I really wanted to like Rescue Dawn, a movie now in theaters. I loved the director's Werner Hertzog's recent documentary Grizzly Man and was looking forward to seeing the same psychological insight brought to bear in the amazing true story of Vietnam P.O.W., Dieter Dengler. But, alas, Rescue Dawn was astoundingly uninsightful, as the incredible tumble of true story details crowds out any effort to actually create a story here.
A story is something that has meaning. It is communicating some kind of lesson about human life. The storyteller selects details that support that meaning. This is how stories are "better than real." The lessons of real life are mostly unknown to us because we have a perspective that is limited by time and access. Stories correct these problems and allow us to apprehend kharma.
Like pretty much every bio-pic about an extraordinary character, Rescue Dawn's main challenge was having too much story. It's interesting how most made up stories that come across my desk for the screen, end up not having enough story. But true stories almost always have too much to work with. So, in this project, the filmmakers were in such a rush to squeeze in all the cool memories that Dieter had about his nightmarish experience getting shot down, tortured, imprisoned and then escaping from the Viet Kong, that they don't have any time to make sense out of it all for us. When I was leaving the theater with my group of five female friends, all of whom work in the business, the most oft-repeated comment was of the "What was that about?" variety. We spent several minutes afterward trying to come up with some theme that could pull together all the events in the film. We came up with that Rescue Dawn is about how a human being can survive pretty much everything if only he has...what? But this was the problem. The filmmakers didn't seem to know.
Dieter's character lacks an arc. He doesn't change at all from the beginning of his horrific experiences to the end. He just survives. A story would have identified the thing that Dieter is living for that allows him to survive. Is it love, or patriotism, or faith in God, or friendship, or passion for life that allows Dieter to keep on struggling? The film makes a wave at each of these, but never takes a position on how Dieter needs to grow to survive. Is isn't enough to expect the viewer's to root to have a character's body saved. We want to know that his soul has been saved, and the lack of this is ultimately what makes Rescue Dawn fall flat.
Hence, the movie is a harrowing litany of the details of one man's life, that left me never feeling real empathy for him. In the mad rush of getting beaten and starved and chased and shot and starving and pulling slugs off his body and watching friends get killed, Dieter remains spiritually inaccessible to the audience. I mean spiritually here in the sense of human spirit, not religiously.
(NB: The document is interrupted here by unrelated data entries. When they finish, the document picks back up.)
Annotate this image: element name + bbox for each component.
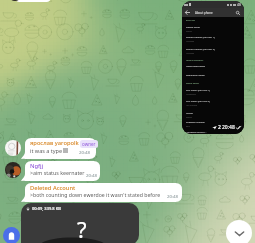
staticText: 2: [218, 124, 221, 131]
staticText: ?: [77, 214, 87, 243]
staticText: Phone number (SIM slot 1): [186, 36, 215, 39]
staticText: Regulatory labels: [186, 74, 205, 77]
staticText: Legal & regulatory: [186, 59, 204, 62]
staticText: About phone: [195, 11, 213, 15]
staticText: Unknown: [186, 52, 195, 54]
staticText: 20:48: [86, 172, 97, 178]
staticText: Hardware inform...: [186, 131, 207, 134]
staticText: Device details: [186, 82, 199, 85]
staticText: Model: [186, 112, 193, 115]
staticText: 20:48: [222, 124, 235, 131]
staticText: Device name: [186, 26, 200, 29]
staticText: Basic info: [186, 19, 196, 22]
staticText: ярослав yaropolk: [30, 139, 79, 147]
staticText: Legal information: [186, 65, 206, 68]
staticText: xxxx23: [186, 116, 192, 118]
staticText: 48: [237, 2, 242, 7]
button[interactable]: Deleted Account: [21, 183, 182, 202]
staticText: beta: [186, 125, 190, 127]
button[interactable]: Ngfjj: [21, 161, 100, 181]
button[interactable]: 00:09, 339.8 KB: [21, 203, 139, 243]
staticText: Software channel: [186, 121, 205, 124]
staticText: >both counting down ewerdoe it wasn't st…: [30, 191, 161, 198]
staticText: Deleted Account: [30, 184, 76, 192]
button[interactable]: ярослав yaropolk: [21, 138, 96, 159]
staticText: Phone number (SIM slot 2): [186, 48, 215, 51]
button[interactable]: Photo: [182, 1, 244, 134]
staticText: it was a type: [30, 147, 63, 154]
staticText: Not available: [186, 104, 198, 106]
staticText: Unknown: [186, 40, 195, 42]
staticText: SIM status (SIM slot 2): [186, 100, 210, 103]
staticText: SIM status (SIM slot 1): [186, 89, 210, 92]
staticText: xxxx45: [186, 30, 192, 32]
staticText: 00:09, 339.8 KB: [32, 206, 61, 211]
staticText: 20:48: [79, 149, 90, 155]
staticText: Unavailable: [186, 93, 196, 95]
staticText: 20:48: [167, 193, 178, 199]
staticText: owner: [82, 141, 96, 147]
staticText: Ngfjj: [30, 162, 44, 170]
staticText: >aim status keernater: [30, 169, 85, 176]
button[interactable]: Scroll to bottom: [226, 220, 252, 243]
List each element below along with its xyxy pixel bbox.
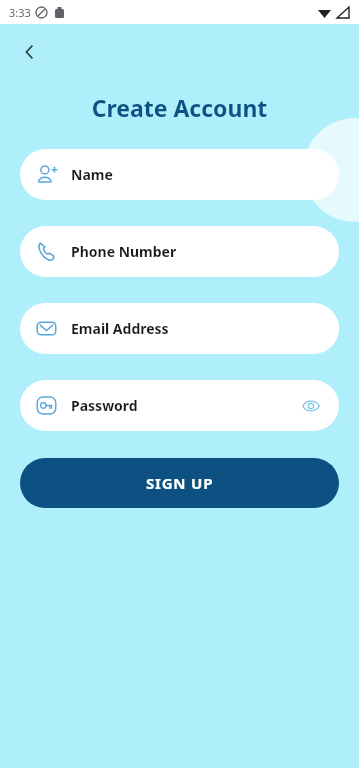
staticText: SIGN UP: [146, 473, 214, 493]
button[interactable]: Name: [20, 149, 339, 200]
button[interactable]: SIGN UP: [20, 458, 339, 508]
button[interactable]: Password: [20, 380, 339, 431]
staticText: 3:33: [9, 5, 31, 20]
staticText: Email Address: [71, 319, 169, 338]
staticText: Create Account: [0, 92, 359, 123]
button[interactable]: Phone Number: [20, 226, 339, 277]
button[interactable]: Back: [10, 32, 50, 72]
staticText: Password: [71, 396, 138, 415]
staticText: Phone Number: [71, 242, 177, 261]
button[interactable]: Show password: [299, 394, 323, 418]
button[interactable]: Email Address: [20, 303, 339, 354]
staticText: Name: [71, 165, 113, 184]
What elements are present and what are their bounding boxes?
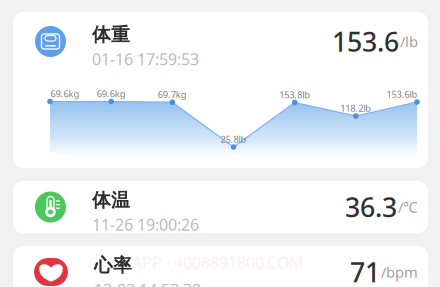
staticText: 心率 (94, 254, 132, 277)
staticText: 01-16 17:59:53 (92, 48, 199, 70)
staticText: 36.3 (345, 189, 397, 225)
staticText: 118.2lb (340, 102, 371, 114)
staticText: 69.6kg (50, 88, 80, 100)
staticText: 12-03 14:53:30 (94, 279, 201, 287)
staticText: /℃ (398, 197, 418, 217)
staticText: 71 (350, 254, 380, 287)
button[interactable]: 心率 (13, 246, 428, 287)
staticText: 11-26 19:00:26 (92, 214, 199, 235)
staticText: /lb (400, 32, 418, 51)
staticText: 153.8lb (279, 88, 310, 101)
staticText: 153.6 (332, 24, 399, 59)
staticText: APP · 4008891800.COM (132, 252, 304, 273)
staticText: 69.6kg (97, 88, 126, 100)
staticText: 25.8lb (220, 133, 246, 145)
staticText: 体重 (92, 23, 130, 46)
button[interactable]: 体温 (13, 181, 428, 233)
staticText: /bpm (381, 262, 418, 282)
staticText: 体温 (92, 189, 130, 212)
button[interactable]: 体重 (13, 12, 428, 168)
staticText: 153.6lb (386, 88, 418, 100)
staticText: 69.7kg (158, 88, 187, 101)
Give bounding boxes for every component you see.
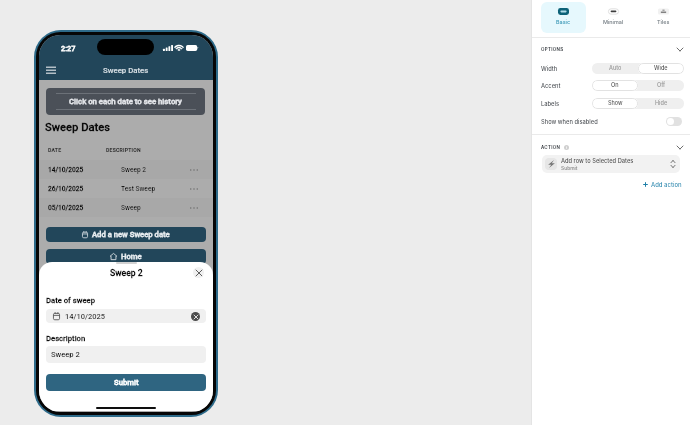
staticText: Tiles (657, 19, 670, 26)
button[interactable]: Open navigation menu (46, 63, 56, 78)
staticText: Click on each date to see history (69, 97, 182, 106)
staticText: Wide (654, 65, 668, 72)
button[interactable]: Tiles (640, 2, 686, 33)
button[interactable]: On (592, 80, 638, 91)
staticText: Minimal (603, 19, 624, 26)
button[interactable]: Minimal (590, 2, 636, 33)
staticText: Submit (561, 165, 578, 171)
button[interactable]: Home (46, 249, 206, 264)
staticText: Sweep 2 (121, 166, 147, 174)
staticText: Off (657, 82, 666, 89)
staticText: Labels (541, 100, 559, 107)
staticText: Basic (556, 19, 571, 26)
button[interactable]: 05/10/2025 (39, 198, 213, 217)
staticText: DATE (48, 147, 62, 153)
button[interactable]: Clear date (191, 312, 200, 321)
button[interactable]: 26/10/2025 (39, 179, 213, 198)
staticText: Add row to Selected Dates (561, 157, 634, 164)
staticText: 26/10/2025 (48, 185, 84, 193)
button[interactable]: Click on each date to see history (46, 88, 205, 115)
button[interactable]: Hide (638, 98, 684, 109)
button[interactable]: Show (592, 98, 638, 109)
button[interactable]: Add a new Sweep date (46, 227, 206, 242)
button[interactable]: Basic (541, 2, 586, 33)
staticText: Sweep Dates (45, 121, 110, 134)
staticText: OPTIONS (541, 47, 564, 52)
button[interactable]: Wide (638, 63, 684, 74)
button[interactable]: Sweep 2 (46, 346, 206, 363)
staticText: 14/10/2025 (65, 312, 105, 321)
staticText: Sweep 2 (110, 268, 143, 278)
staticText: 05/10/2025 (48, 204, 84, 212)
staticText: Test Sweep (121, 185, 156, 193)
staticText: Sweep Dates (103, 66, 149, 75)
button[interactable]: Submit (46, 374, 206, 391)
button[interactable]: Show when disabled, off (666, 117, 682, 126)
button[interactable]: Collapse ACTION section (674, 141, 686, 153)
staticText: Date of sweep (46, 296, 95, 305)
staticText: 2:27 (61, 44, 76, 53)
staticText: Description (46, 334, 86, 343)
button[interactable]: Add action (643, 181, 682, 188)
button[interactable]: Off (638, 80, 684, 91)
staticText: Auto (609, 65, 622, 72)
button[interactable]: Add row to Selected Dates (542, 155, 680, 173)
staticText: On (611, 82, 619, 89)
staticText: 14/10/2025 (48, 166, 84, 174)
staticText: Home (121, 252, 142, 261)
staticText: ACTION (541, 145, 561, 150)
staticText: Width (541, 65, 558, 72)
staticText: Show when disabled (541, 118, 598, 125)
button[interactable]: 14/10/2025 (46, 309, 206, 323)
staticText: Sweep (121, 204, 141, 212)
staticText: Hide (655, 100, 668, 107)
staticText: Add a new Sweep date (92, 230, 170, 239)
button[interactable]: Collapse OPTIONS section (674, 43, 686, 55)
staticText: Accent (541, 82, 561, 89)
staticText: Show (608, 100, 623, 107)
staticText: Sweep 2 (51, 350, 80, 359)
staticText: DESCRIPTION (106, 147, 141, 153)
button[interactable]: Close (193, 267, 204, 278)
button[interactable]: Auto (592, 63, 638, 74)
button[interactable]: 14/10/2025 (39, 160, 213, 179)
staticText: Add action (651, 181, 682, 188)
staticText: Submit (114, 378, 139, 387)
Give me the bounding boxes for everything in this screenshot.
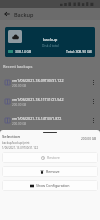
staticText: Backup [14, 11, 34, 18]
staticText: vm1/06/2021-13-14T33/1.872 [12, 116, 62, 121]
staticText: Selection [2, 134, 21, 140]
button[interactable]: Restore [2, 152, 98, 163]
staticText: vm1/06/2021-18-11T31/21.542 [12, 97, 64, 102]
staticText: 200.00 GB [12, 103, 27, 107]
staticText: Remove [46, 169, 60, 174]
button[interactable]: More options [89, 92, 98, 111]
staticText: vm1/06/2021-18-09T30/31.122 [12, 78, 64, 83]
staticText: 200.00 GB [81, 137, 97, 141]
staticText: Restore [47, 155, 60, 160]
staticText: Show Configuration [36, 183, 70, 188]
button[interactable]: Show Configuration [2, 180, 98, 191]
staticText: backup/backup/print [2, 141, 30, 145]
button[interactable]: More options [89, 111, 98, 130]
staticText: 1/06/2021-13-09T30/31.122 [2, 146, 39, 150]
button[interactable]: Back [0, 8, 14, 20]
staticText: Total: 308.90 GB [66, 49, 92, 54]
staticText: Disk 4 total [42, 44, 59, 48]
button[interactable]: vm1/06/2021-18-11T31/21.542 [0, 92, 100, 111]
button[interactable]: vm1/06/2021-13-14T33/1.872 [0, 111, 100, 130]
staticText: 308.14 GB [15, 49, 32, 54]
staticText: 200.00 GB [12, 122, 27, 126]
button[interactable]: Remove [2, 166, 98, 177]
staticText: backup [43, 37, 58, 43]
staticText: Recent backups [3, 64, 33, 69]
staticText: 200.00 GB [12, 84, 27, 88]
button[interactable]: vm1/06/2021-18-09T30/31.122 [0, 73, 100, 92]
button[interactable]: More options [89, 73, 98, 92]
button[interactable]: backup [5, 27, 95, 57]
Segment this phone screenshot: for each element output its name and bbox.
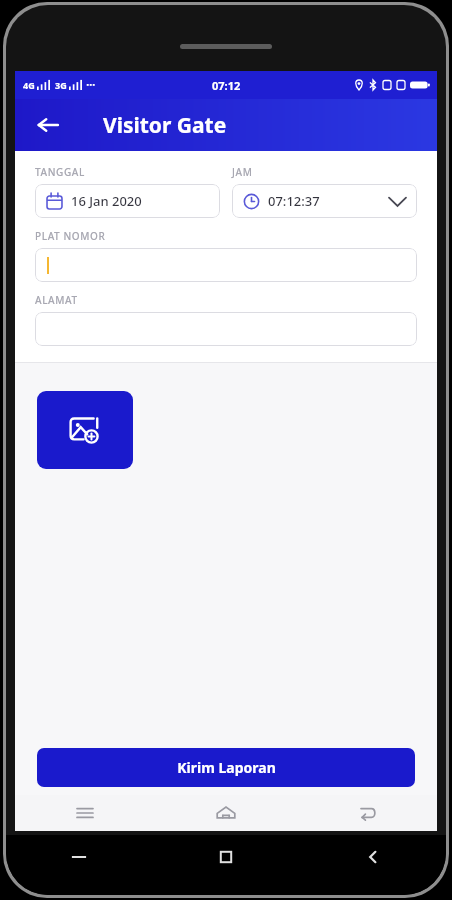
staticText: ALAMAT: [35, 293, 78, 307]
button[interactable]: Recents: [152, 835, 299, 879]
staticText: JAM: [232, 165, 253, 179]
staticText: Kirim Laporan: [177, 758, 276, 777]
button[interactable]: [35, 312, 417, 346]
button[interactable]: Add photo: [37, 391, 133, 469]
button[interactable]: Back: [27, 104, 69, 146]
button[interactable]: Back: [299, 835, 446, 879]
button[interactable]: Home: [155, 795, 296, 831]
staticText: Visitor Gate: [103, 111, 227, 140]
staticText: TANGGAL: [35, 165, 85, 179]
button[interactable]: Menu: [15, 795, 155, 831]
button[interactable]: Minimize: [6, 835, 152, 879]
button[interactable]: 16 Jan 2020: [35, 184, 220, 218]
staticText: 07:12: [212, 78, 241, 93]
staticText: 4G: [23, 79, 35, 91]
staticText: 07:12:37: [268, 192, 320, 210]
staticText: ⋯: [86, 80, 95, 90]
button[interactable]: [35, 248, 417, 282]
staticText: PLAT NOMOR: [35, 229, 106, 243]
button[interactable]: Kirim Laporan: [37, 748, 415, 787]
button[interactable]: 07:12:37: [232, 184, 417, 218]
button[interactable]: Back: [296, 795, 437, 831]
staticText: 3G: [55, 79, 67, 91]
staticText: 16 Jan 2020: [71, 192, 142, 210]
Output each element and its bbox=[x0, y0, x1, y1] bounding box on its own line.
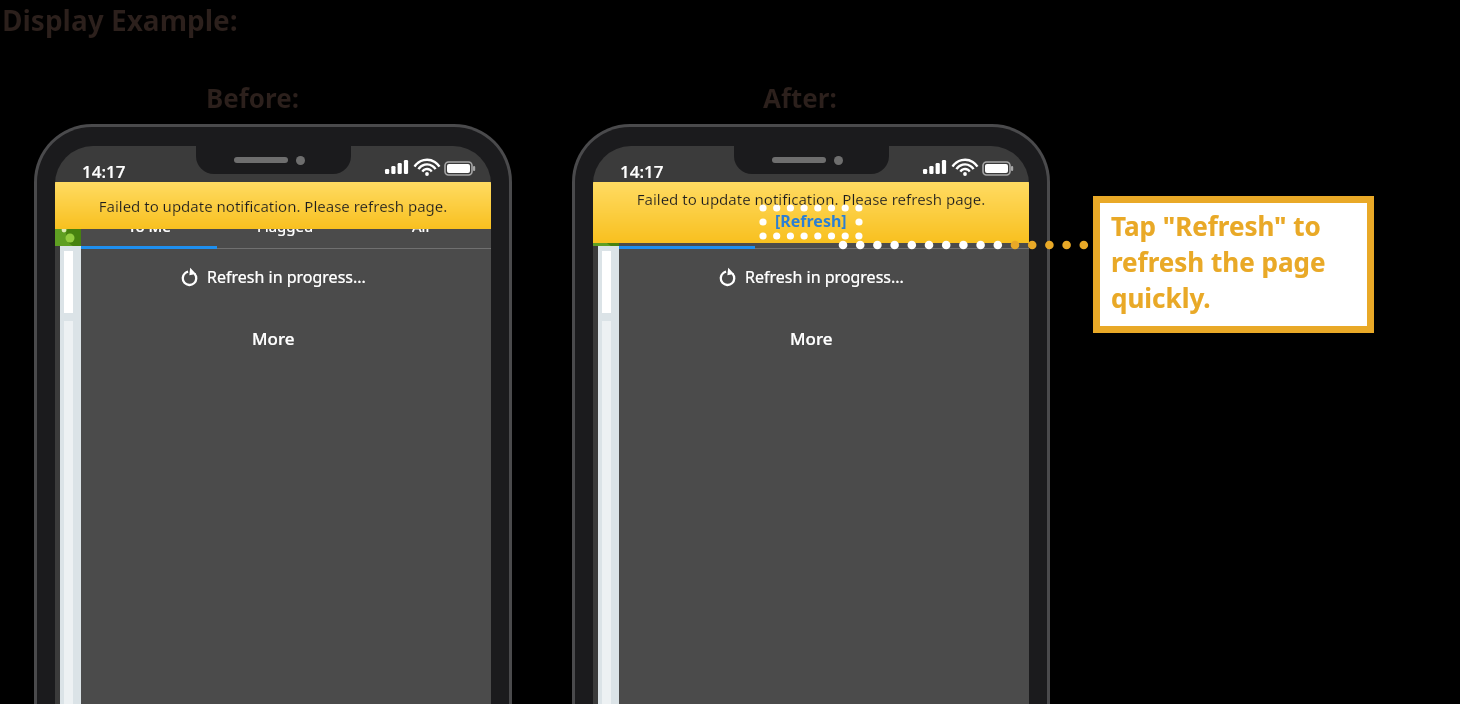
staticText: 14:17 bbox=[620, 160, 664, 183]
staticText: More bbox=[790, 327, 833, 350]
button[interactable]: [Refresh] bbox=[775, 210, 847, 232]
other: Refreshing bbox=[180, 268, 199, 287]
staticText: Display Example: bbox=[2, 1, 238, 39]
staticText: Tap "Refresh" to refresh the page quickl… bbox=[1111, 208, 1361, 316]
staticText: Refresh in progress... bbox=[745, 266, 904, 288]
staticText: All bbox=[412, 216, 430, 236]
button[interactable]: To Me bbox=[81, 204, 217, 248]
button[interactable]: More bbox=[593, 324, 1029, 352]
staticText: All bbox=[950, 216, 968, 236]
staticText: Flagged bbox=[795, 216, 852, 236]
button[interactable]: More bbox=[55, 324, 491, 352]
staticText: Refresh in progress... bbox=[207, 266, 366, 288]
button[interactable]: Refreshing bbox=[593, 262, 1029, 292]
staticText: To Me bbox=[128, 216, 171, 236]
staticText: 14:17 bbox=[82, 160, 126, 183]
button[interactable]: Failed to update notification. Please re… bbox=[593, 182, 1029, 243]
staticText: Failed to update notification. Please re… bbox=[593, 189, 1029, 209]
staticText: To Me bbox=[666, 216, 709, 236]
staticText: Before: bbox=[206, 80, 300, 115]
button[interactable]: To Me bbox=[619, 204, 755, 248]
button[interactable]: Tap "Refresh" to refresh the page quickl… bbox=[1100, 203, 1367, 326]
button[interactable]: Flagged bbox=[217, 204, 353, 248]
staticText: Flagged bbox=[257, 216, 314, 236]
button[interactable]: Refreshing bbox=[55, 262, 491, 292]
staticText: [Refresh] bbox=[775, 210, 847, 232]
button[interactable]: All bbox=[353, 204, 489, 248]
staticText: Failed to update notification. Please re… bbox=[55, 196, 491, 216]
staticText: After: bbox=[763, 80, 837, 115]
button[interactable]: Failed to update notification. Please re… bbox=[55, 182, 491, 229]
button[interactable]: Flagged bbox=[755, 204, 891, 248]
staticText: More bbox=[252, 327, 295, 350]
other: Refreshing bbox=[718, 268, 737, 287]
button[interactable]: All bbox=[891, 204, 1027, 248]
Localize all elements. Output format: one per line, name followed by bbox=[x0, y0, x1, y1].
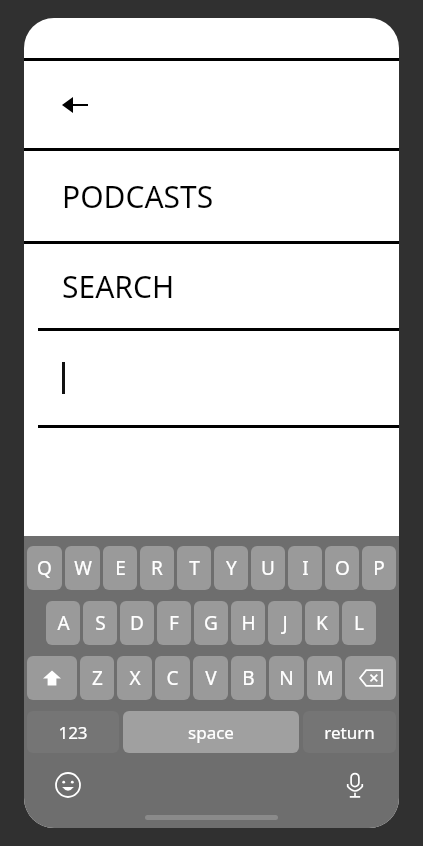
staticText: 123 bbox=[58, 721, 88, 744]
button[interactable]: S bbox=[83, 601, 117, 645]
staticText: Z bbox=[92, 665, 103, 691]
staticText: SEARCH bbox=[62, 266, 175, 307]
button[interactable]: O bbox=[325, 546, 359, 590]
button[interactable]: V bbox=[193, 656, 228, 700]
button[interactable]: F bbox=[157, 601, 191, 645]
staticText: R bbox=[151, 555, 163, 581]
staticText: U bbox=[261, 555, 275, 581]
staticText: H bbox=[241, 610, 256, 636]
button[interactable]: N bbox=[269, 656, 304, 700]
staticText: G bbox=[204, 610, 218, 636]
button[interactable]: Emoji bbox=[46, 763, 90, 807]
staticText: L bbox=[354, 610, 364, 636]
button[interactable]: Back bbox=[24, 61, 399, 148]
button[interactable]: H bbox=[231, 601, 265, 645]
staticText: return bbox=[324, 721, 375, 744]
button[interactable]: Backspace bbox=[345, 656, 396, 700]
button[interactable]: U bbox=[251, 546, 285, 590]
button[interactable] bbox=[24, 331, 399, 425]
staticText: PODCASTS bbox=[62, 176, 214, 217]
staticText: C bbox=[166, 665, 179, 691]
staticText: V bbox=[205, 665, 217, 691]
button[interactable]: Y bbox=[214, 546, 248, 590]
button[interactable]: R bbox=[140, 546, 174, 590]
button[interactable]: X bbox=[117, 656, 152, 700]
staticText: W bbox=[74, 555, 92, 581]
button[interactable]: 123 bbox=[27, 711, 119, 753]
staticText: Q bbox=[37, 555, 52, 581]
button[interactable]: A bbox=[46, 601, 80, 645]
staticText: T bbox=[189, 555, 200, 581]
button[interactable]: L bbox=[342, 601, 376, 645]
staticText: space bbox=[188, 721, 234, 744]
button[interactable]: Voice input bbox=[333, 763, 377, 807]
staticText: F bbox=[169, 610, 179, 636]
staticText: P bbox=[373, 555, 385, 581]
staticText: O bbox=[335, 555, 350, 581]
button[interactable]: Shift bbox=[27, 656, 77, 700]
button[interactable]: return bbox=[303, 711, 396, 753]
staticText: A bbox=[57, 610, 70, 636]
staticText: D bbox=[130, 610, 144, 636]
staticText: Y bbox=[226, 555, 237, 581]
button[interactable]: P bbox=[362, 546, 396, 590]
button[interactable]: E bbox=[103, 546, 137, 590]
button[interactable]: J bbox=[268, 601, 302, 645]
button[interactable]: I bbox=[288, 546, 322, 590]
button[interactable]: Z bbox=[80, 656, 114, 700]
staticText: I bbox=[302, 555, 309, 581]
button[interactable]: space bbox=[123, 711, 299, 753]
staticText: M bbox=[316, 665, 334, 691]
staticText: S bbox=[95, 610, 106, 636]
button[interactable]: Q bbox=[27, 546, 62, 590]
staticText: N bbox=[279, 665, 294, 691]
button[interactable]: T bbox=[177, 546, 211, 590]
staticText: E bbox=[115, 555, 126, 581]
button[interactable]: C bbox=[155, 656, 190, 700]
button[interactable]: M bbox=[307, 656, 342, 700]
button[interactable]: W bbox=[65, 546, 100, 590]
staticText: B bbox=[242, 665, 255, 691]
button[interactable]: K bbox=[305, 601, 339, 645]
button[interactable]: D bbox=[120, 601, 154, 645]
staticText: K bbox=[316, 610, 328, 636]
button[interactable]: B bbox=[231, 656, 266, 700]
staticText: J bbox=[282, 610, 288, 636]
button[interactable]: G bbox=[194, 601, 228, 645]
staticText: X bbox=[129, 665, 141, 691]
button[interactable]: PODCASTS bbox=[24, 151, 399, 241]
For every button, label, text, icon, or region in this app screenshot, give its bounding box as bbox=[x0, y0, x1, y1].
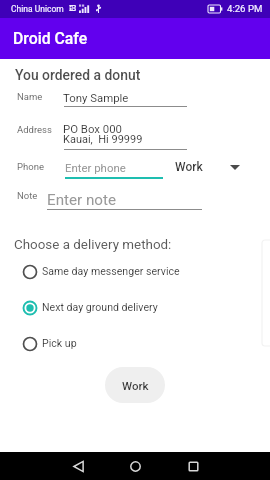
staticText: 4:26 PM bbox=[227, 3, 263, 14]
staticText: Note bbox=[17, 190, 38, 201]
button[interactable]: Work bbox=[172, 158, 244, 176]
button[interactable]: Back bbox=[62, 452, 94, 480]
button[interactable]: Home bbox=[119, 452, 151, 480]
staticText: Enter note bbox=[47, 191, 117, 209]
staticText: Address bbox=[17, 124, 52, 135]
staticText: Next day ground delivery bbox=[42, 301, 158, 313]
staticText: Phone bbox=[17, 161, 44, 172]
button[interactable]: Droid Cafe bbox=[0, 18, 270, 59]
staticText: Work bbox=[122, 379, 149, 392]
staticText: Droid Cafe bbox=[13, 29, 88, 48]
staticText: China Unicom bbox=[11, 4, 64, 14]
staticText: Work bbox=[175, 160, 203, 174]
button[interactable]: Recent apps bbox=[177, 452, 209, 480]
staticText: Tony Sample bbox=[63, 91, 129, 104]
staticText: Name bbox=[17, 91, 43, 102]
staticText: Choose a delivery method: bbox=[14, 237, 172, 253]
staticText: PO Box 000 bbox=[63, 122, 123, 135]
button[interactable]: Pick up bbox=[0, 327, 270, 361]
staticText: Enter phone bbox=[65, 161, 126, 174]
button[interactable]: Same day messenger service bbox=[0, 255, 270, 289]
button[interactable]: Work bbox=[105, 367, 165, 403]
staticText: Kauai, Hi 99999 bbox=[63, 133, 143, 146]
staticText: Pick up bbox=[42, 337, 77, 349]
button[interactable]: Next day ground delivery bbox=[0, 291, 270, 325]
staticText: HD bbox=[69, 5, 76, 11]
staticText: Same day messenger service bbox=[42, 265, 180, 277]
staticText: You ordered a donut bbox=[15, 67, 141, 83]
I find this a perplexing misstep from director Hertzog, because he managed to make such a profound statement about the human spirit's longing for meaning in Grizzly Man. That project summed up for me the thesis of Fr. Benedict Groeschel that, "If you don't give people the good God, they'll make themselves a bad one." Rescue Dawn has a hundred times as many dramatic events as Grizzly man, but not a tenth of the story.
The production elements are okay. Clearly, they didn't have enough budget to tell the story better. The paltry number of actors used in the prison camp, and the reliance on the jungle as the principle set made the low budget very obvious. The acting from Christian Bale and Steven Zahn (who lost forty pounds to play the role!) were as best as can be expected considering that they too didn't know the point of their character's adventures. The rest of the acting was uneven and, in the case of the Laotian cast, pretty bad. I recall being annoyed at the score at one point, finding it over the top.
From a writing standpoint, I thought the whole prison camp sequence was over-long and actually got boring for lack of information. It relied too heavily on the occasional moments of Viet Kong brutality to keep the pacing going. I thought the ending was unsatisfying, because, again, it just felt like the movie stopped, but didn't end, in the sense of telling me what the point of the whole journey had been.
Parents and the squeamish should know that there are disturbing - although mostly unbloody to keep the PG-13 rating - sequences of torture and of what men will try to eat when they are starving. Think living squirmy things. There is a lot of talk about bodily excretions and some vulgar language.
I can't recommend Rescue Dawn. It will fade fast and you won't have missed anything by missing it.